The whole is greater than the sum of its parts; the active participation of every element powers the health of the whole. Each unique contribution spells a better future than those operating in isolation ever can.

  1. Community and place

In regenerative capitalism, the history, culture, and settlements of the human race are nurtured and prioritized. Humanity isn’t static; humanity-driven systems shouldn’t be, either. 

  1. Creativity at the edge

Regenerative capitalism holds that creativity is always at the edge of the mainstream. Those edges that innovate despite the larger consensus are the places where transformation happens. 

  1. Balance for systemic health

Regenerative systems depend on delicate balance; a step either way could take us right back to where we started. The regenerative economic system calls for a middle ground everywhere, be it between nature and technology or present and future. 

The Future is Regenerative Capitalism 

Corrections to the current system have so far fallen short or failed outright because they do not address the root cause– a global economy whose motto is ‘take, make, waste’. While turning the entire world to regenerative capitalism is well-considered radical, anything less than that is ultimately futile. 
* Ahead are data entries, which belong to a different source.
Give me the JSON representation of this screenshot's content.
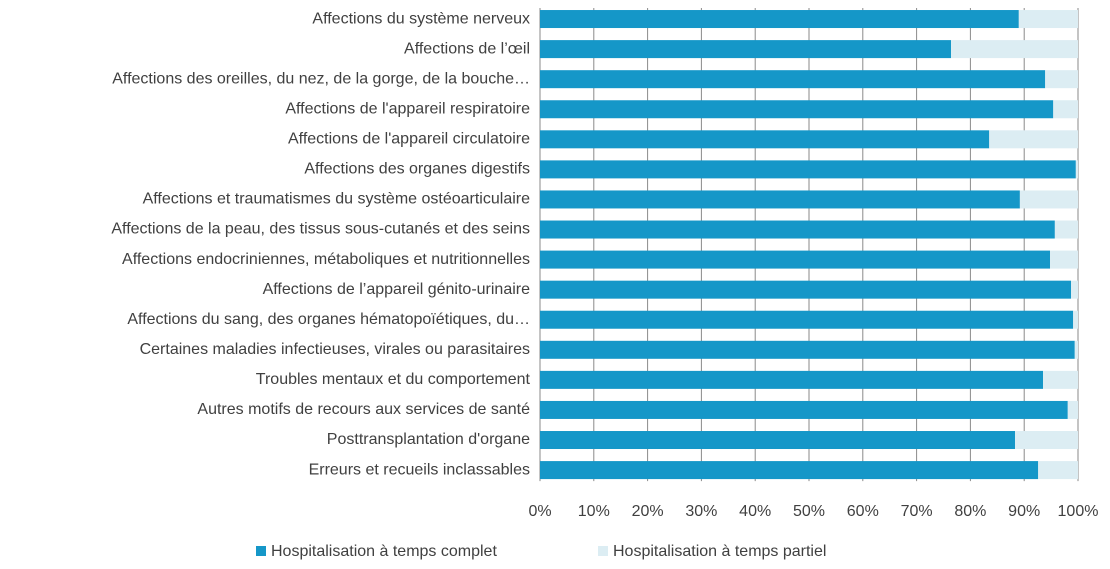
{
  "chart_data": {
    "type": "stacked-bar-horizontal",
    "categories": [
      "Affections du système nerveux",
      "Affections de l’œil",
      "Affections des oreilles, du nez, de la gorge, de la bouche…",
      "Affections de l'appareil respiratoire",
      "Affections de l'appareil circulatoire",
      "Affections des organes digestifs",
      "Affections et traumatismes du système ostéoarticulaire",
      "Affections de la peau, des tissus sous-cutanés et des seins",
      "Affections endocriniennes, métaboliques et nutritionnelles",
      "Affections de l’appareil génito-urinaire",
      "Affections du sang, des organes hématopoïétiques, du…",
      "Certaines maladies infectieuses, virales ou parasitaires",
      "Troubles mentaux et du comportement",
      "Autres motifs de recours aux services de santé",
      "Posttransplantation d'organe",
      "Erreurs et recueils inclassables"
    ],
    "series": [
      {
        "name": "Hospitalisation à temps complet",
        "color": "#1597c8",
        "values": [
          89.0,
          76.4,
          93.9,
          95.4,
          83.5,
          99.6,
          89.2,
          95.7,
          94.8,
          98.7,
          99.1,
          99.4,
          93.5,
          98.1,
          88.3,
          92.6
        ]
      },
      {
        "name": "Hospitalisation à temps partiel",
        "color": "#dcedf3",
        "values": [
          11.0,
          23.6,
          6.1,
          4.6,
          16.5,
          0.4,
          10.8,
          4.3,
          5.2,
          1.3,
          0.9,
          0.6,
          6.5,
          1.9,
          11.7,
          7.4
        ]
      }
    ],
    "xlim": [
      0,
      100
    ],
    "xticks": [
      {
        "value": 0,
        "label": "0%"
      },
      {
        "value": 10,
        "label": "10%"
      },
      {
        "value": 20,
        "label": "20%"
      },
      {
        "value": 30,
        "label": "30%"
      },
      {
        "value": 40,
        "label": "40%"
      },
      {
        "value": 50,
        "label": "50%"
      },
      {
        "value": 60,
        "label": "60%"
      },
      {
        "value": 70,
        "label": "70%"
      },
      {
        "value": 80,
        "label": "80%"
      },
      {
        "value": 90,
        "label": "90%"
      },
      {
        "value": 100,
        "label": "100%"
      }
    ],
    "grid": true,
    "legend": "bottom"
  }
}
However, it’s not all doomsday predictions. A few faces are turned towards the sun, albeit timidly. Several sustainable companies have already begun aligning their ethos and services with some, if not all, principles of regenerative capitalism. 

EcoMatcher is one such business that holds several regenerative principles close to its heart. The bottom line of the tree planting business focuses on community, stakeholders, and environment holistically. The company also finds the perfect middle ground between nature and technology– often thought to be polar opposites. EcoMatcher engages with and mobilizes small communities around the world through tree planting; as the veritable middleman, EcoMatcher helps businesses reinvent their sustainability strategy and align themselves better with holistic goals. 

If the world is to challenge the crescendo of natural and economic crises, the foundations of capitalism in the 21st century must be collectively called into question. Regenerative capitalism is the way to do it.